Chances are very good that upon drilling into the pulp chamber, s/he will find that the tooth is dead or dying. This avitality is reflected by lack of moisture in the pulp chamber, a result of severely restricted blood flow. I say all of this from personal experience, for three of my mandibular extractions done in ’99 and ’00 were performed at my insistence against the initial protestations of my dentist, who fortunately was open-minded and curious enough to drill open the pulp chambers of the extracted teeth.
Dentists are taught to save the tooth at all costs. Frequently, however, the price paid is the systemic health of the patient. Dead and dying teeth should not remain in the jaw, even if they are causing no acute distress to the patient. If CAVITAT™ scan of the jawbone shows pronounced necrosis under a “vital” tooth, please entertain the possibility that the tooth only appears to be vital, and is, in fact, dying. Healthy teeth don’t grow out of necrotic bone.
For the chronic cavitation patient, extraction may be both the beginning and end of his or her health problems. The improperly done extraction (usually of a wisdom tooth) is frequently the beginning of a problem which may go undetected for decades, and then only be resolved by the proper extraction of some, or possibly all, of the remaining teeth, along with removal of necrotic bone from edentulous areas and aggressive systemic detoxification.
Prevention and early detection are the keys to avoiding this outcome. Improved imaging capabilities give us the tool for such early intervention.. The first step in solving the problem, however, is awareness of it. You have taken that step and are urged to take the next one.
Doctors: Learn to recognize jawbone cavitations and to either treat them surgically, or refer your patient to a qualified cavitation surgeon for treatment. Patients: Seek out a dentist familiar with jawbone pathology: It may be the unsuspected cause of your systemic problems.
Note by Cancer Tutor: So what does all of this have to do with cancer? Many cancer cases, as reported by Bill Henderson, can NEVER be cured unless the dental issues discussed above and in the prior chapter are corrected.
The reason is that cancer is caused by a very special highly pleomorphic, cell-wall deficient bacteria which can be found inside of every cancer cell. These microbes block the production of ATP molecules in cancer cells in several different ways. The microbe which causes cancer can “hide” in the mouth. This microbe, and the massive toxins caused by dental procedures, can continually reinfect the cancer.

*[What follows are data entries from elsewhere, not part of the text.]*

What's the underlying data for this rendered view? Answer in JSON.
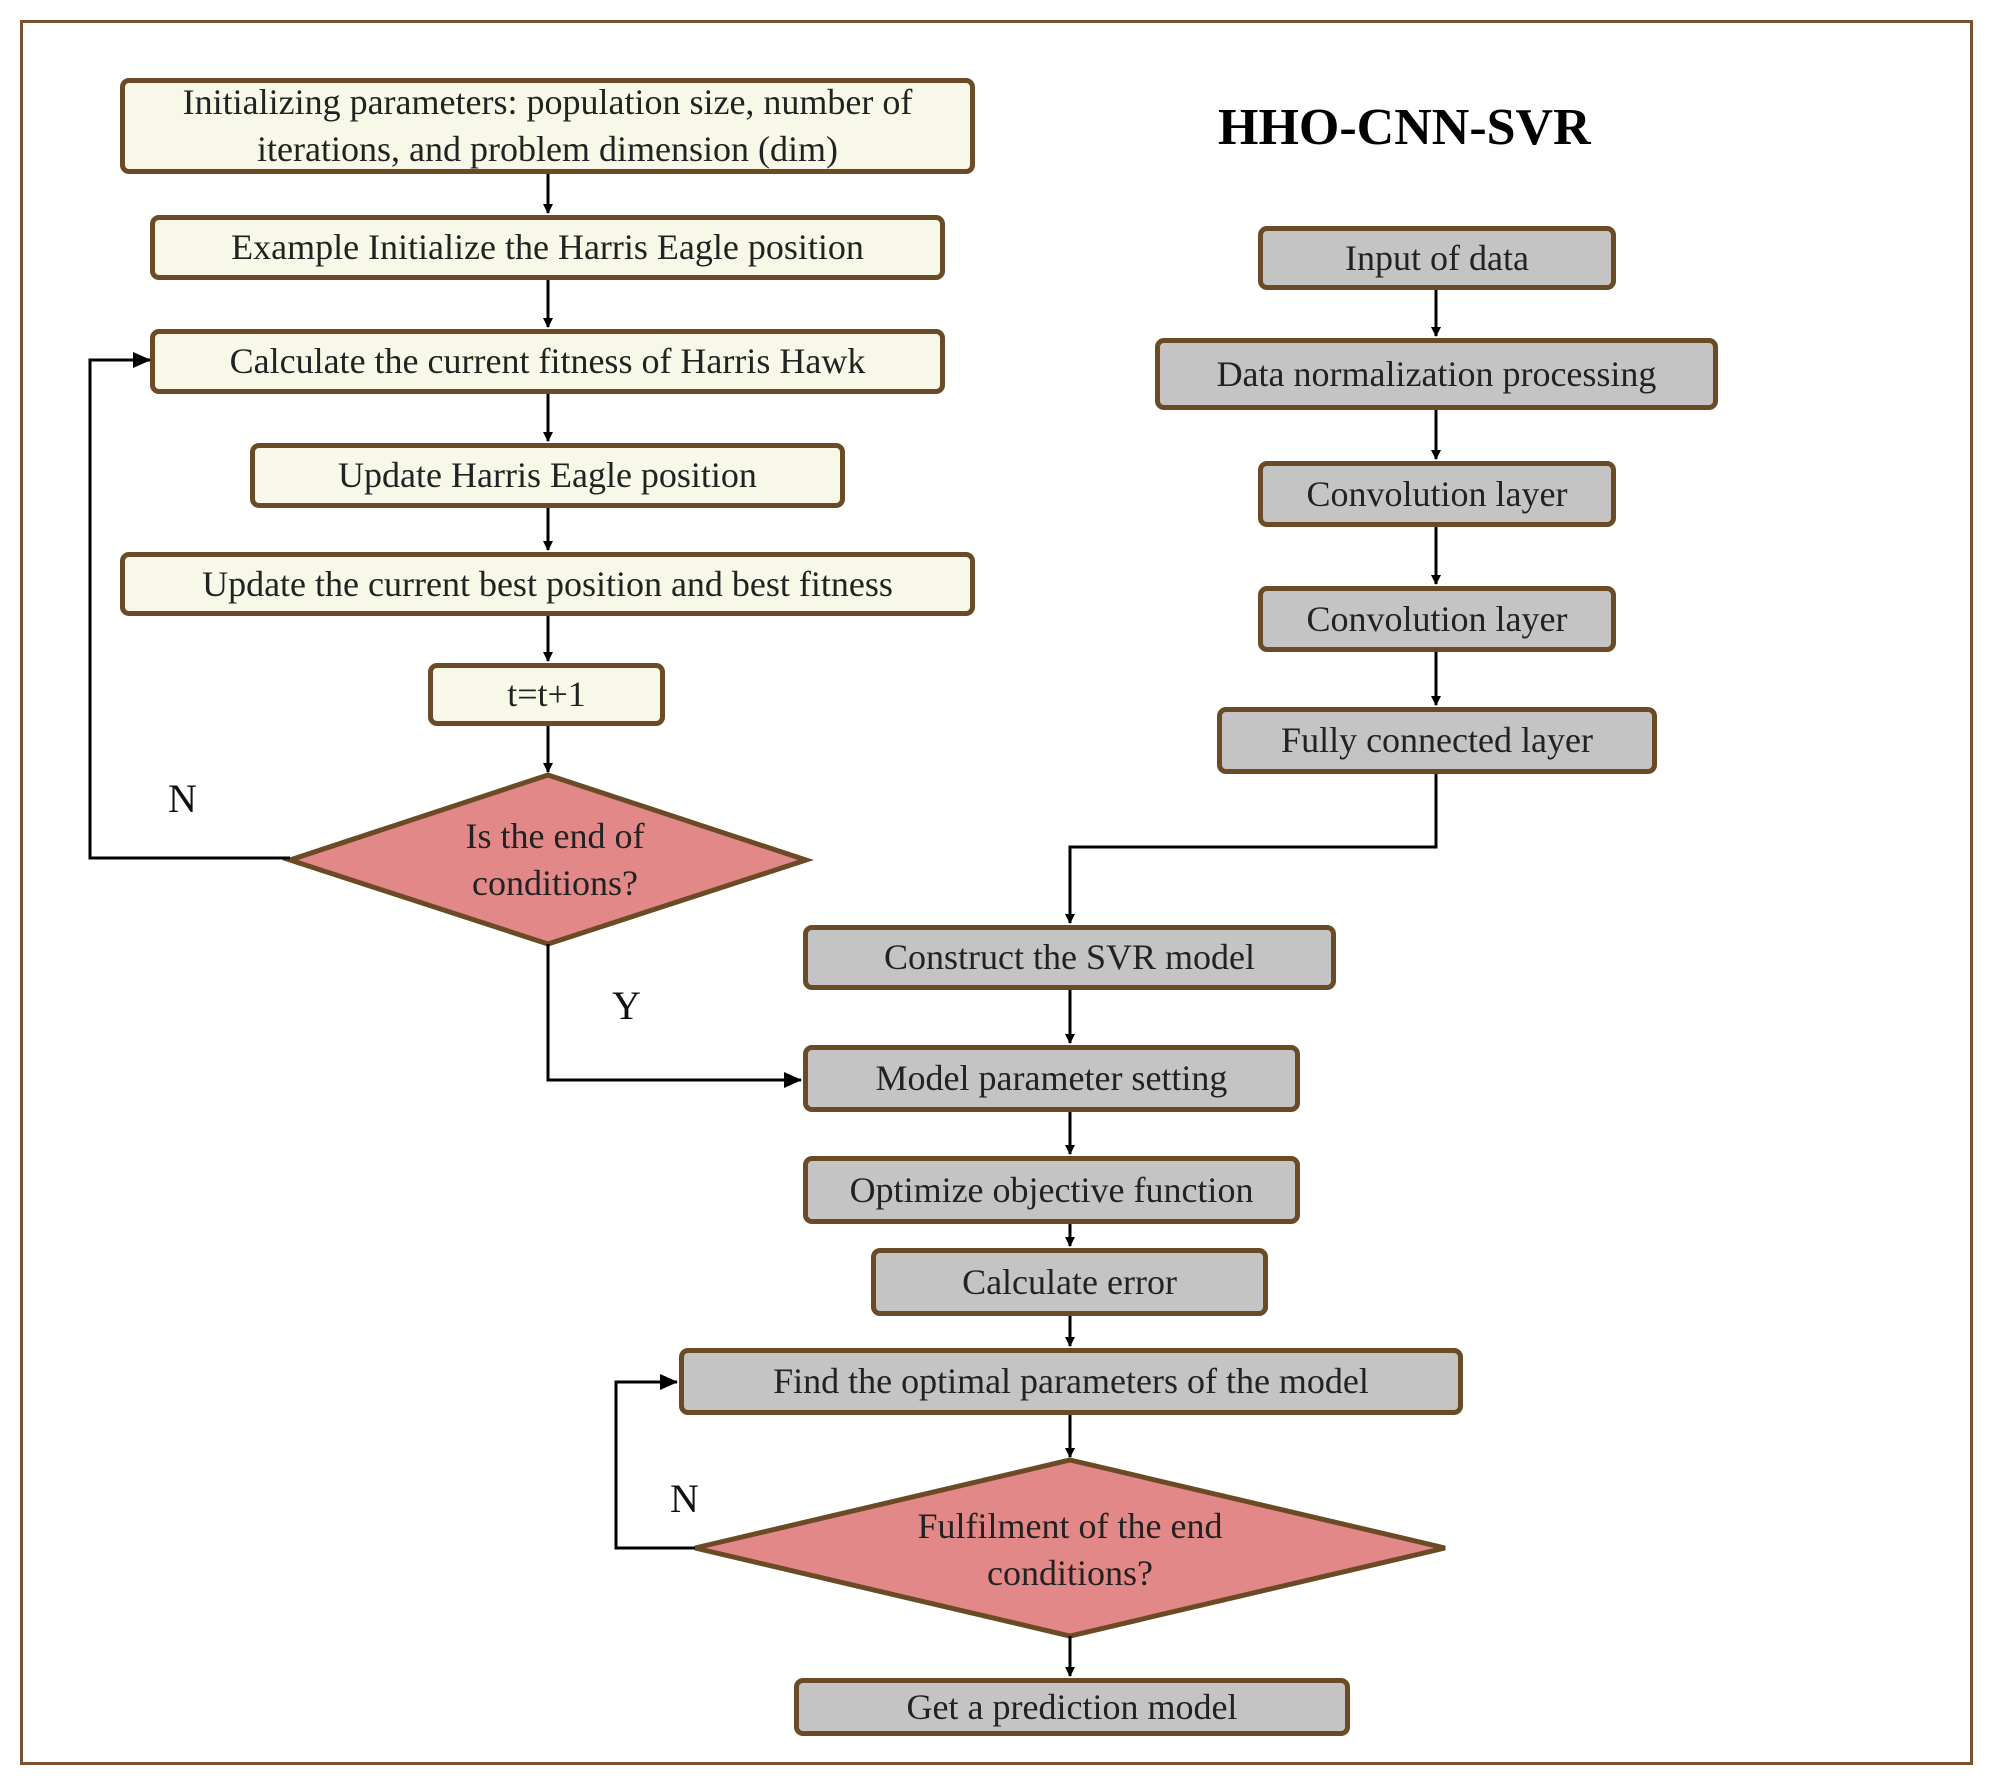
{
  "title": "HHO-CNN-SVR",
  "hho": {
    "init_params": "Initializing parameters: population size, number of iterations, and problem dimension (dim)",
    "init_position": "Example Initialize the Harris Eagle position",
    "calc_fitness": "Calculate the current fitness of Harris Hawk",
    "update_position": "Update Harris Eagle position",
    "update_best": "Update the current best position and best fitness",
    "increment": "t=t+1",
    "end_check": "Is the end of conditions?",
    "label_no": "N",
    "label_yes": "Y"
  },
  "cnn": {
    "input": "Input of data",
    "normalization": "Data normalization processing",
    "conv1": "Convolution layer",
    "conv2": "Convolution layer",
    "fully_connected": "Fully connected layer"
  },
  "svr": {
    "construct": "Construct the SVR model",
    "param_setting": "Model parameter setting",
    "optimize": "Optimize objective function",
    "calc_error": "Calculate error",
    "find_optimal": "Find the optimal parameters of the model",
    "end_check": "Fulfilment of the end conditions?",
    "label_no": "N",
    "result": "Get a prediction model"
  },
  "colors": {
    "border": "#6b4a26",
    "cream_fill": "#f8f8e8",
    "grey_fill": "#c4c4c4",
    "decision_fill": "#e38888",
    "arrow": "#000000"
  }
}
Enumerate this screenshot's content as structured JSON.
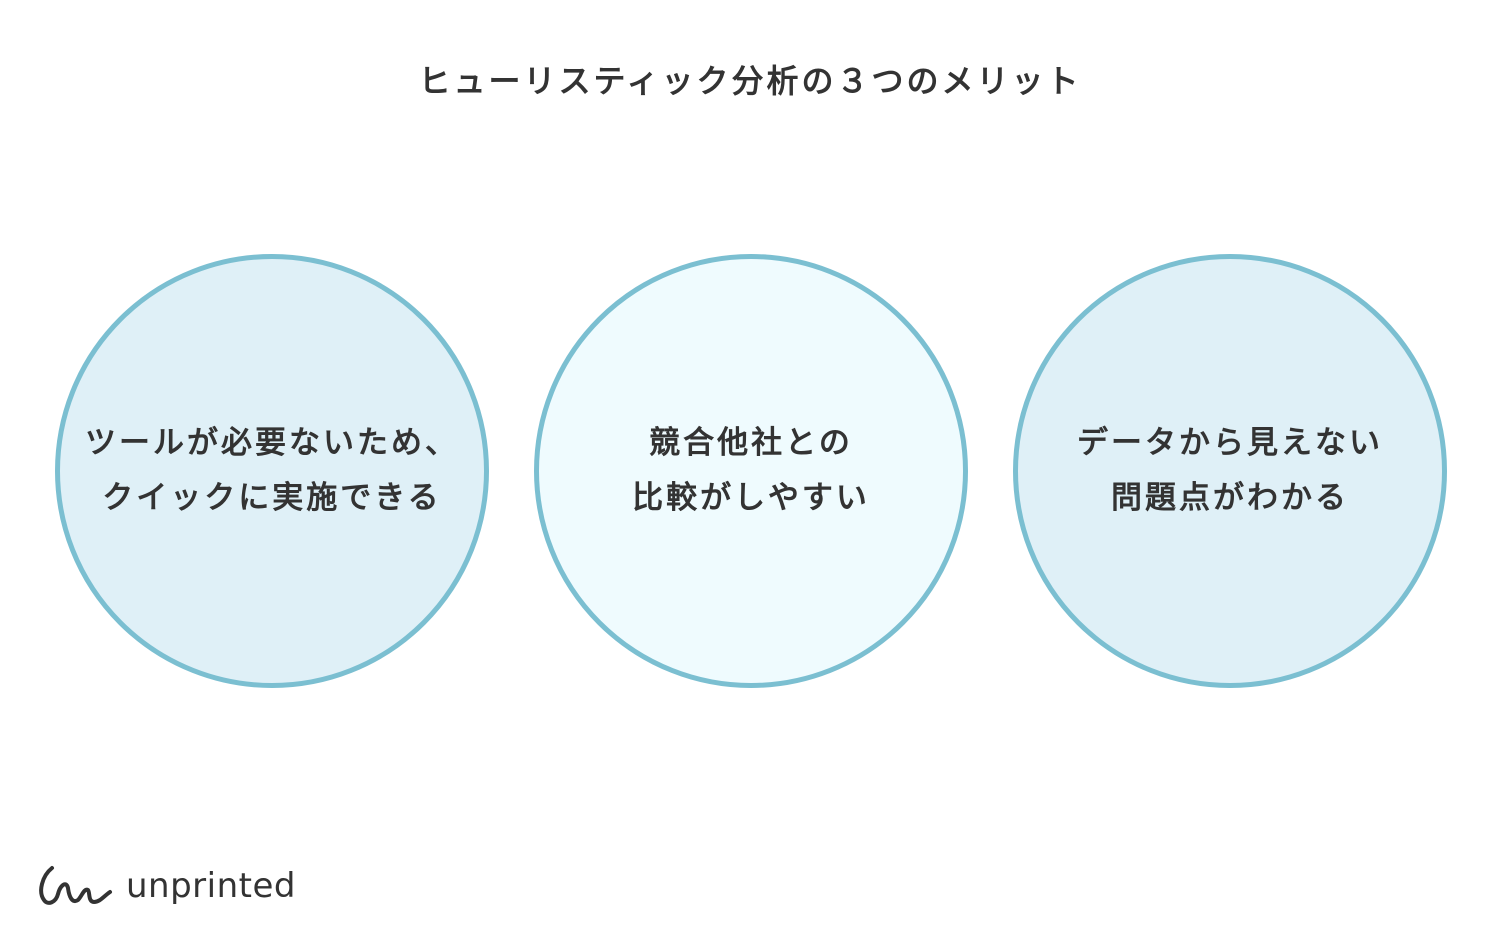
{
  "title": "ヒューリスティック分析の３つのメリット",
  "merits": [
    {
      "lines": [
        "ツールが必要ないため、",
        "クイックに実施できる"
      ]
    },
    {
      "lines": [
        "競合他社との",
        "比較がしやすい"
      ]
    },
    {
      "lines": [
        "データから見えない",
        "問題点がわかる"
      ]
    }
  ],
  "logo": {
    "text": "unprinted"
  },
  "colors": {
    "border": "#7bbfd1",
    "fill_side": "#dff0f7",
    "fill_center": "#effbfe",
    "text": "#333333"
  }
}
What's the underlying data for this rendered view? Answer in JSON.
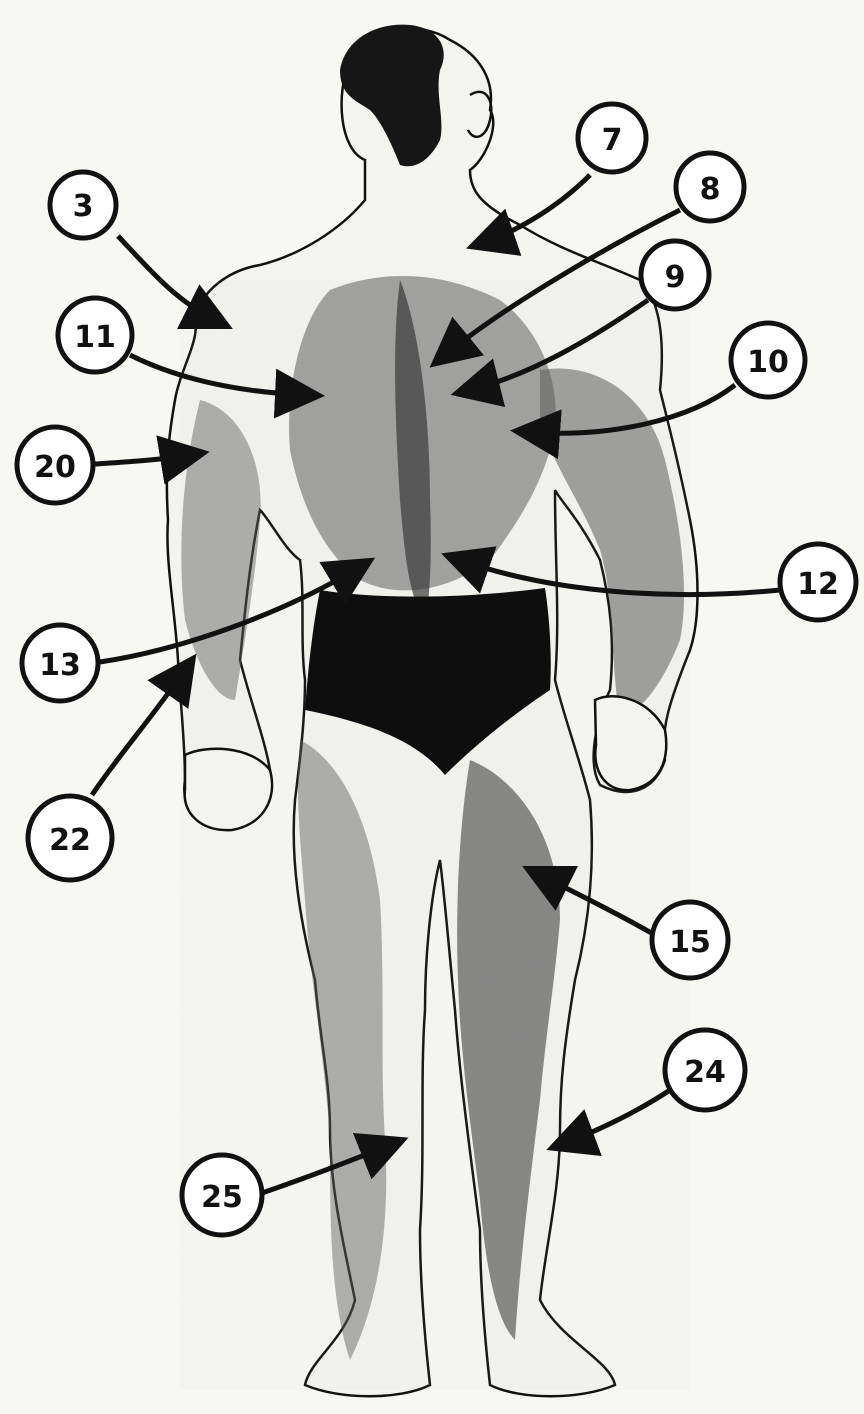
{
  "figure": {
    "ink_color": "#111111",
    "paper_color": "#f7f7f4",
    "shade_color": "#444444"
  },
  "callouts": [
    {
      "label": "3"
    },
    {
      "label": "7"
    },
    {
      "label": "8"
    },
    {
      "label": "9"
    },
    {
      "label": "10"
    },
    {
      "label": "11"
    },
    {
      "label": "20"
    },
    {
      "label": "12"
    },
    {
      "label": "13"
    },
    {
      "label": "22"
    },
    {
      "label": "15"
    },
    {
      "label": "24"
    },
    {
      "label": "25"
    }
  ]
}
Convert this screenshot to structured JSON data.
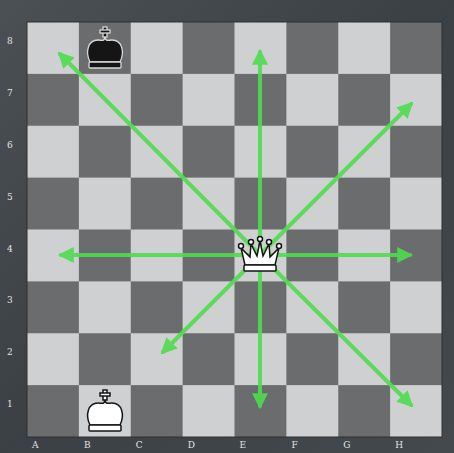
{
  "diagram": {
    "labels": [
      "8",
      "7",
      "6",
      "5",
      "4",
      "3",
      "2",
      "1",
      "A",
      "B",
      "C",
      "D",
      "E",
      "F",
      "G",
      "H"
    ]
  }
}
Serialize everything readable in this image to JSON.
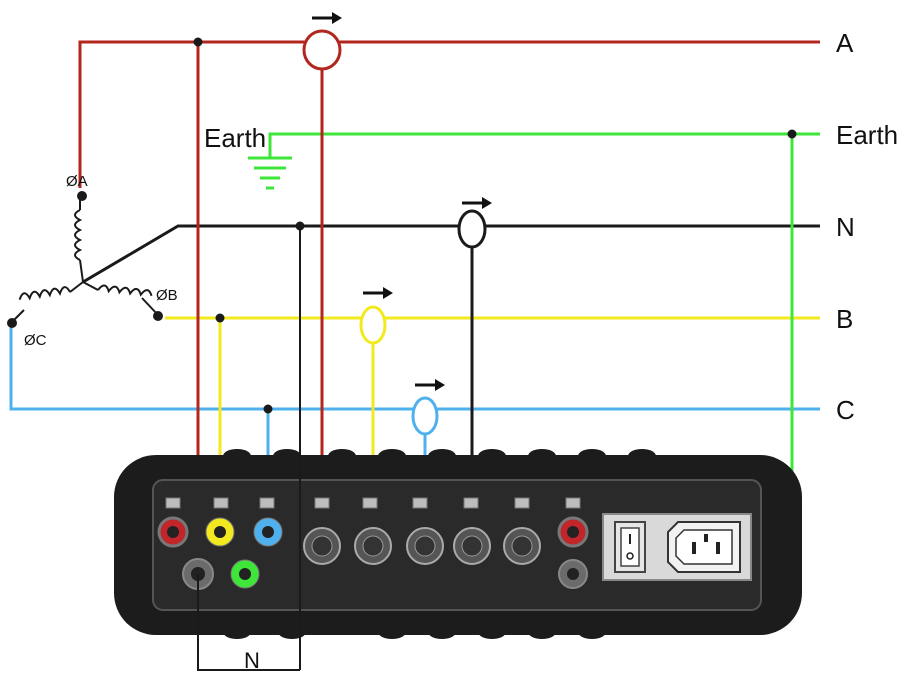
{
  "lines": {
    "A": "A",
    "earth": "Earth",
    "N": "N",
    "B": "B",
    "C": "C"
  },
  "earth_symbol_label": "Earth",
  "windings": {
    "phase_a": "ØA",
    "phase_b": "ØB",
    "phase_c": "ØC"
  },
  "neutral_link_label": "N",
  "colors": {
    "phase_a": "#b3261e",
    "earth": "#3ee63a",
    "neutral": "#1a1a1a",
    "phase_b": "#f2ea1f",
    "phase_c": "#4fb0ee",
    "device_body": "#1c1c1c",
    "device_panel": "#2a2a2a"
  },
  "device": {
    "voltage_inputs": [
      "phase-a",
      "phase-b",
      "phase-c",
      "neutral",
      "earth"
    ],
    "current_inputs": [
      "phase-a",
      "phase-b",
      "phase-c",
      "neutral",
      "spare"
    ],
    "power_inlet": "iec-inlet",
    "power_switch": "rocker-switch"
  }
}
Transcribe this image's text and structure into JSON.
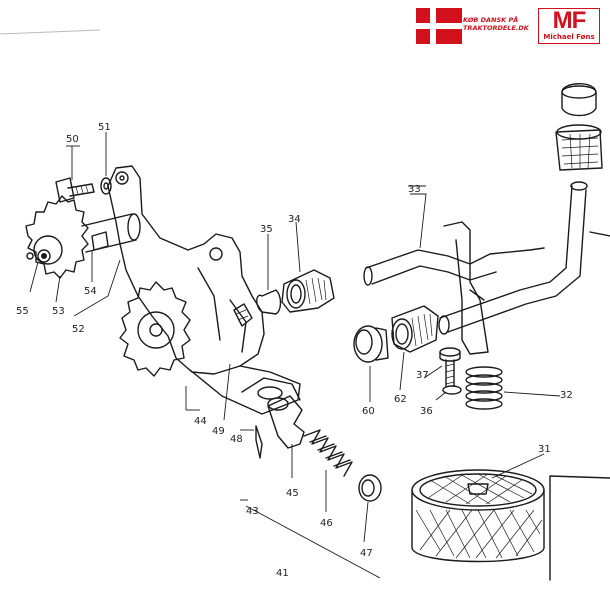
{
  "brand": {
    "tagline_line1": "KØB DANSK PÅ",
    "tagline_line2": "TRAKTORDELE.DK",
    "logo_big": "MF",
    "logo_small": "Michael Føns"
  },
  "diagram": {
    "part_labels": {
      "p50": "50",
      "p51": "51",
      "p55": "55",
      "p53": "53",
      "p54": "54",
      "p52": "52",
      "p35": "35",
      "p34": "34",
      "p33": "33",
      "p44": "44",
      "p49": "49",
      "p48": "48",
      "p45": "45",
      "p46": "46",
      "p47": "47",
      "p43": "43",
      "p60": "60",
      "p62": "62",
      "p37": "37",
      "p36": "36",
      "p32": "32",
      "p31": "31",
      "p41": "41"
    }
  },
  "colors": {
    "brand_red": "#d1111d",
    "ink": "#1b1b1b",
    "paper": "#ffffff"
  }
}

However, not all cancer patients need the $10,000 or more procedures to fix their dental issues and finally cure their cancer; though for those who can afford it, it is certainly a highly recommended procedure for general health, if not for cancer.
Breast cancer patients are almost certainly in need of these procedures, and should automatically have them done, but any type of cancer can be caused by these procedures. See:
Mike Vrentas, who developed the Cellect-Budwig protocol, has developed a special expertise with regards to breast cancer cases and is highly recommended as a telephone consultant even if the Cellect-Budwig protocol is not used.
The individual dentists who do this procedure have largely gone “underground.” This does not mean they have fled to Mexico, it simply means that they must “hide in the grass” and avoid too much exposure. But they can be found.
It should also be emphasized that “biological dentists” and “holistic dentists” are generally NOT qualified to deal with the dental issues mentioned above!!
Ways to find the very rare dentists who are qualified was mentioned in the prior chapter.